Após o falecimento de Waldemir, com o qual conviveu por 29 anos, regressou às pistas, para competir em classes veteranas e másteres, para atletas de mais de 60 ou 70 anos de idade. Inclusive representando o Brasil no Mundial de Durban, em 1997, e estabelecendo inúmeros recordes destas categorias. Feitos que certamente ilustram com perfeição todo o vigor que possuía, como também todo o amor que nutria pelo esporte.

Melânia Luz dos Santos faleceu no dia 21 de junho de 2016, aos 88 anos de idade, em São Paulo.

Já veterana, em gravação para a TV Globo no MorumBIS

Poucas pessoas souberam do episódio. A morte da pioneira foi lamentada, de início, e por alguns anos a seguir, apenas pelo seio familiar. Mesmo o Arquivo Histórico do Tricolor não tomou conhecimento do passamento da campeã, ainda que, alguns anos antes, a tivesse recebido, com familiares, no Estádio do MorumBIS, em ocasião da doação para a posteridade de inúmeros registros da trajetória esportiva de Melânia.

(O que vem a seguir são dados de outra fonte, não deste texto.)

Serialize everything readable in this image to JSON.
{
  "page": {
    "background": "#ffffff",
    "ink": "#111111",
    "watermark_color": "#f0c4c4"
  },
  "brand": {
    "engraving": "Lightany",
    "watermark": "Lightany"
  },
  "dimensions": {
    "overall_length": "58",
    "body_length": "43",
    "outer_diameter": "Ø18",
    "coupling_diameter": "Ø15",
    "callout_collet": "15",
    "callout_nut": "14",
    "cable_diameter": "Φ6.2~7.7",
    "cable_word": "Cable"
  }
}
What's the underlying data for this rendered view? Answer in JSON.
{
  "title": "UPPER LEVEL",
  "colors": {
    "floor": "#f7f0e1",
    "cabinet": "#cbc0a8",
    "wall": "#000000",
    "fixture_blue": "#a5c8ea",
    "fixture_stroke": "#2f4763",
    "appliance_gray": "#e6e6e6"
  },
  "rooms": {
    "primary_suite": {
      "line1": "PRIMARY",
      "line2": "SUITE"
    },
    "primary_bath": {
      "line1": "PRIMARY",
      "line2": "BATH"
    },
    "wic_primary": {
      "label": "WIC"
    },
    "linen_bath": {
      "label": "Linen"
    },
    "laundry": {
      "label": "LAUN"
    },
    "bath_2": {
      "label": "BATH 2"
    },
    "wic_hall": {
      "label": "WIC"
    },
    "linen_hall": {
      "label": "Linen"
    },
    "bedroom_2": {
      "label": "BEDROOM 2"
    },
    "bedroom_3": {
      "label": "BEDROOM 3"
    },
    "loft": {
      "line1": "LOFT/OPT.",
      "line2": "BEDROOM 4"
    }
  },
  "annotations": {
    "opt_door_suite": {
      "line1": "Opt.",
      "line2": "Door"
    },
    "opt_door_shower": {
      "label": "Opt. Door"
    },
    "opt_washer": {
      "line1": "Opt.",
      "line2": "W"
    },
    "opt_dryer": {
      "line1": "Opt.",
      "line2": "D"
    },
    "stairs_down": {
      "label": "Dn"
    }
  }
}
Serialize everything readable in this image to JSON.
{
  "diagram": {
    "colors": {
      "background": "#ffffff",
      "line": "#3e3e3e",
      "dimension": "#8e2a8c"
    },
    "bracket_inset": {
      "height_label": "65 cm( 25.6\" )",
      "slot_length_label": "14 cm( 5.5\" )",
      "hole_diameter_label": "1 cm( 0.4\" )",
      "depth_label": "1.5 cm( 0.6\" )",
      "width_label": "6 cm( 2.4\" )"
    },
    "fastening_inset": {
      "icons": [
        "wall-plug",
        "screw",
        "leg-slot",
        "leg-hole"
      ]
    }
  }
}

Registros estes, hoje aqui publicados.

Em junho de 2022, entrou para o Hall da Fama do Comitê Olímpico Brasileiro, integrando uma seleta lista com nomes como Paula e Hortência (basquete), Sandra Pires e Jaqueline Silva (vôlei de praia), Aida dos Santos e Adhemar Ferreira da Silva (atletismo), Fofão e José Roberto Guimarães (vôlei), Aurélio Miguel (judô) e tantas outras destacadas figuras do esporte nacional.

Em suma, Melânia Luz é, para todo o sempre, uma das maiores personalidades esportivas da história do São Paulo e do Brasil.